A few weeks ago I had used a Lost storyline to explain my own view that we pick our own identities, rather than have them given to us through either genetics or the environment. I made Desmond the Abraham in Kierkegaard's Fear And Trembling.
The crux of the episode and the analogy is that Desmond thinks he can see the future, and see that Charlie will die. But Desmond then makes a vital moral step: he decides that it is also his responsibility to keep this character alive. (Quoting myself:)
The real question is why Desmond actually believes such a choice exists. How does he think he knows the future? Anyone else in his shoes would have come to a very different, more logical, conclusion: this is insane.
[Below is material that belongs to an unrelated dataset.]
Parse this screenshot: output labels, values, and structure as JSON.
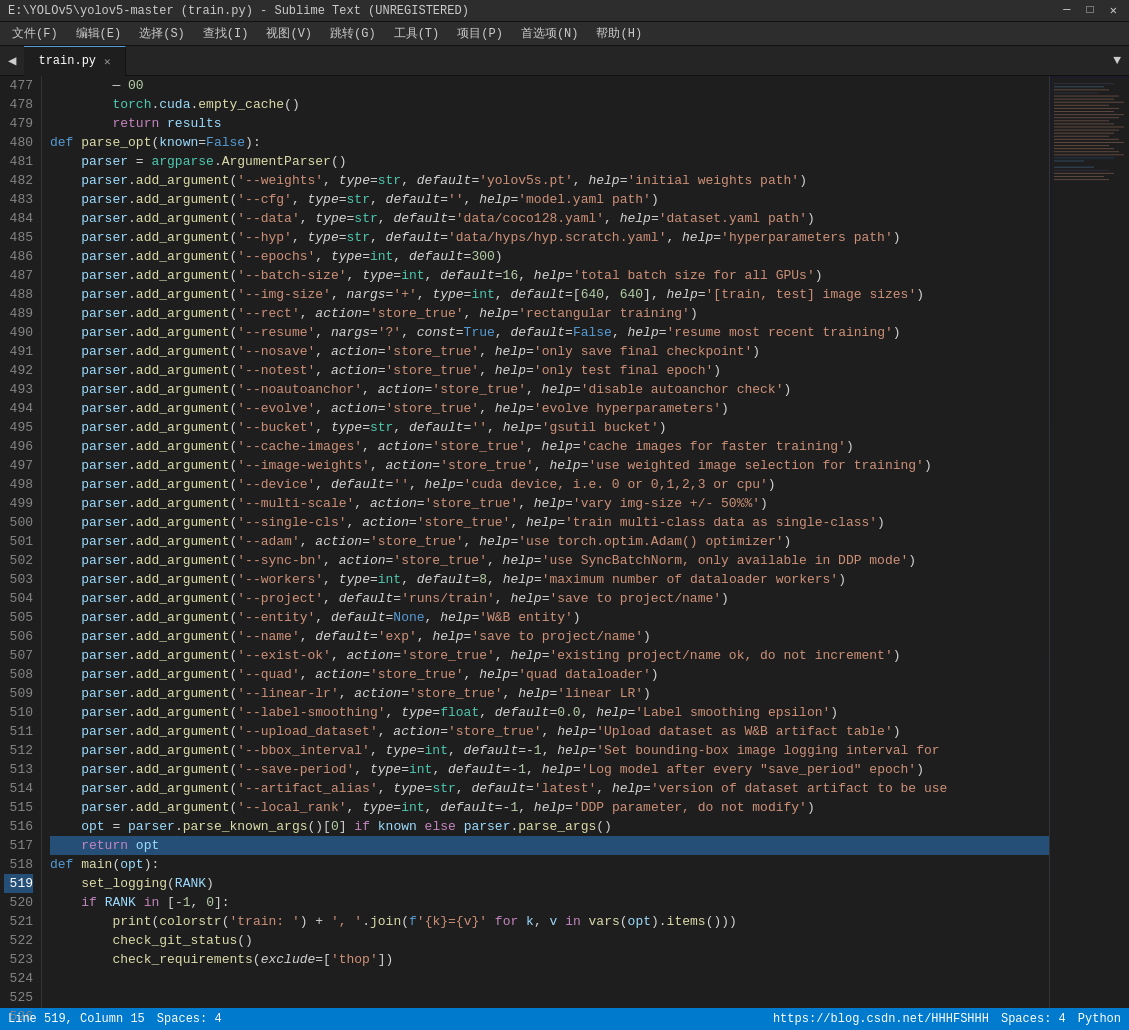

What, he can predict the future? Worse: what, he's the only reason Charlie is alive? He's so-- necessary? Isn't that narcissism?
If Desmond knew he could predict the future-- if it was a fact that he could predict the future-- then saving Charlie would have little moral heroism. Any fool a step up from absolute evil would have tried to prevent a horrible outcome if he knew for certain what was going to happen.
What made Desmond worthy of admiration was, exactly, that he did not know for sure he could predict the future. He took it on faith that he could, and then proceeded to live his entire life based on this single, faith based, assumption.
That was Feb. 15. Strangely, I just saw last week's episode, in which Desmond turns out to have once been a a monk, and he has a discussion about Abraham and Isaac with another monk; the wine they make is named Moriah; and later Desmond explicitly references the test of faith-- straight out of Fear And Trembling.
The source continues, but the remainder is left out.